Now we have our code and data ready , We pass them on to the function to fit the model .

  • 1.

Output similar summary statistics , Include the average value of each parameter 、 Standard deviation and magnitude . These results may be similar but not identical . Why they are different , Because the statistics are calculated based on a posteriori random sampling .

Evaluate convergence

When using MCMC When fitting a model , It is important to check whether the chain converges . We recommend visualization to visually check MCMC Diagnostic results of . We'll create a track map ,Rhat Value diagram .

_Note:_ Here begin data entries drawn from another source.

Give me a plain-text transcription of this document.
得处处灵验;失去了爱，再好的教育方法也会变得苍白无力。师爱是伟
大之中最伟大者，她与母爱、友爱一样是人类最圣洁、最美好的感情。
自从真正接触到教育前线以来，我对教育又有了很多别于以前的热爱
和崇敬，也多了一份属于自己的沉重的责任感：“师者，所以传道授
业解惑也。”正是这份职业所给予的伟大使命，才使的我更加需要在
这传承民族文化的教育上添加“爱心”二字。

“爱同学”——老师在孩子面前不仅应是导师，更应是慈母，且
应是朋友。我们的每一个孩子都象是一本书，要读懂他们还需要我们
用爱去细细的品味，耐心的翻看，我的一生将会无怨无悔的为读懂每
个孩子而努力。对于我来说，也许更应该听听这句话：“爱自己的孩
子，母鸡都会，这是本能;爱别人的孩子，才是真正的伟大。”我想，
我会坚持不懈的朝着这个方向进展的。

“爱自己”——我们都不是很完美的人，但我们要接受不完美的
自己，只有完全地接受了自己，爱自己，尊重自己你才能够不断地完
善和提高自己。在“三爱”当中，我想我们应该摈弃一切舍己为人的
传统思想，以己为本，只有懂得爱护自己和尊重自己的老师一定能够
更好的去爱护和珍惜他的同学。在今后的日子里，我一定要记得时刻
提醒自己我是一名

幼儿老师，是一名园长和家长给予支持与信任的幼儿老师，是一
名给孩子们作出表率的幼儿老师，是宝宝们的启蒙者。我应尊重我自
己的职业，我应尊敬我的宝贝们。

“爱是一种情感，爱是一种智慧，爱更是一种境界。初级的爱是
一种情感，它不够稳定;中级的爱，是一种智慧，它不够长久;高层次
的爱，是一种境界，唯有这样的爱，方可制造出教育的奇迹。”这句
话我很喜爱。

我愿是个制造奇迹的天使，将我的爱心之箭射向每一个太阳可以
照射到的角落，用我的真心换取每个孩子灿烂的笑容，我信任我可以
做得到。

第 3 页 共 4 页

First , Let's create a trajectory diagram . The trajectory shows MCMC Sampling values of parameters during iteration . If the model has converged , Then the trajectory should look like a random scatter around the average . If the chain winds in parameter space , Or the chain converges to different values , That proves a problem . Let's demonstrate . 

  • 1.
  • 2.


These trajectories show that , Both models have converged . For all parameters , All four chains are mixed , There is no obvious trend .

Next , We will check Rhat value .Rhat It is a convergence diagnosis method , It compares the parameter estimates of each chain . If the chain has converged and mixed well , that Rhat The value should be close to 1. If the chain does not converge to the same value , that Rhat Value will be greater than 1.Rhat The value is 1.05 Or higher , It shows that there is a convergence problem .rhat() The function needs a Rhat The vector of values as input , So we first extract Rhat value .

 rhat() +
  • 1.
  • 2.


be-all Rhat Values are lower than 1.05, It shows that there is no convergence problem .

Stan It is a powerful tool for building Bayesian models , These bags make R Users can easily use Stan.



The most popular insights


版权声明:本文为[Extension end assistant]所创,转载请带上原文链接,感谢。